By the time she reaches her later chapters — “Liberty,” “Love,” “Vengeance,” and finally “The Devouring Mother” — you feel the full force of her argument: that America’s cultural rot began when it severed liberty from responsibility and replaced divine love with self-idolatry. The moral equality that once defined the American experiment, she argues, has been replaced by a cruel counterfeit: equity without ethics, freedom without faith, compassion without Christ.
Progressive Prejudice is not for the faint of heart. It will offend those who worship at the altar of “my body, my choice.” But for believers, for conservatives, for anyone who still believes that life begins at conception and that truth is not relative, this book is a revelation.

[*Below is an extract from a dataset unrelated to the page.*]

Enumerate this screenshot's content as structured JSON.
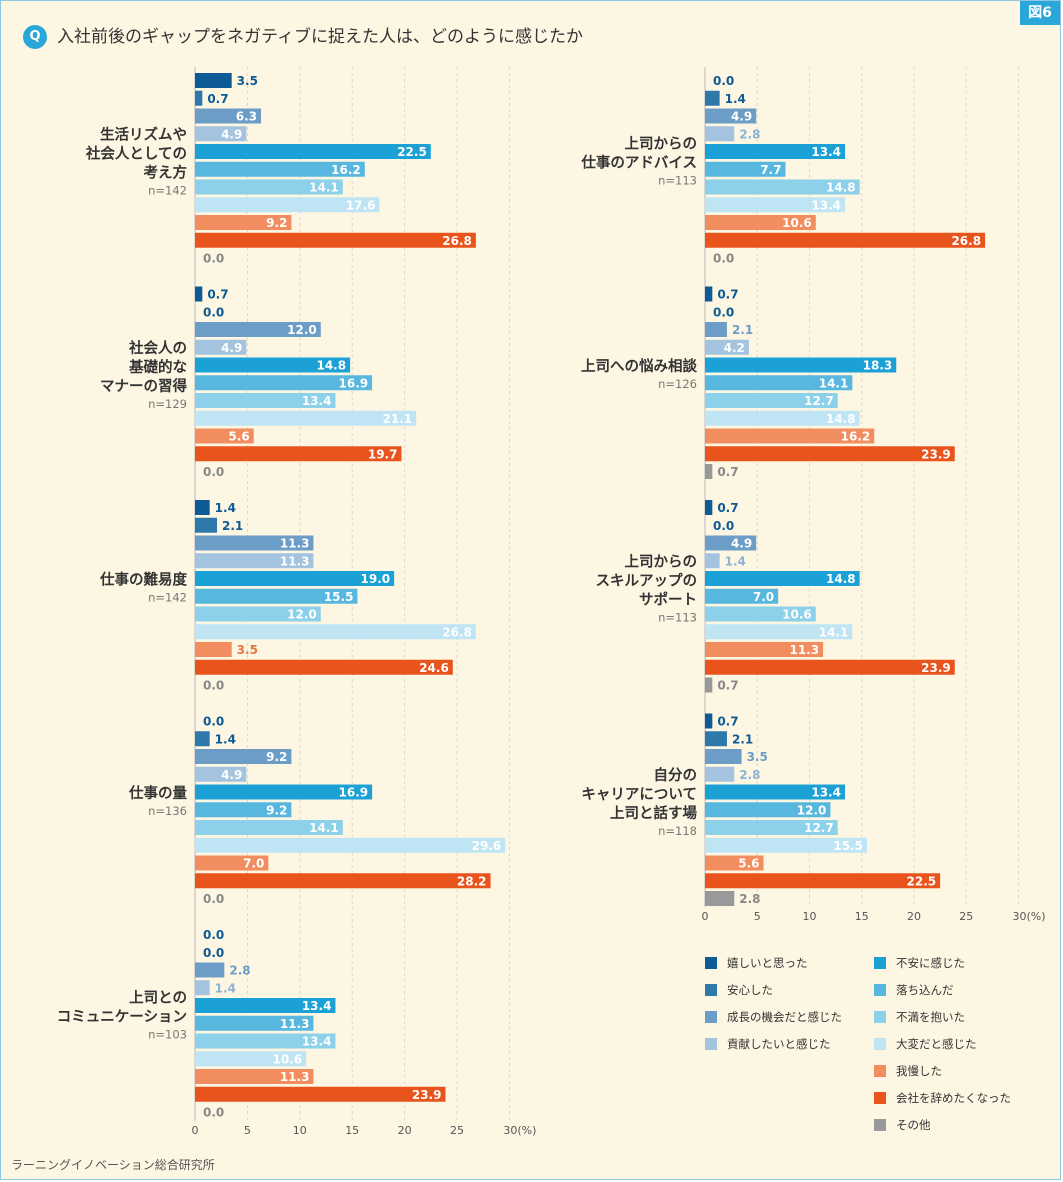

Leslie Corbly doesn’t just expose progressive prejudice; she exposes our need for repentance. She reminds us that this fight isn’t political; it’s spiritual. And as she writes with the authority of one who’s seen both hell and hope, she gives the pro-life movement something it desperately needs in 2025: moral courage grounded in grace.
Every pastor, every Christian parent, every young woman questioning the lies of the culture should read this book. It is a raw and redemptive witness — a testament to the truth that even in a world that kills its children, life still triumphs.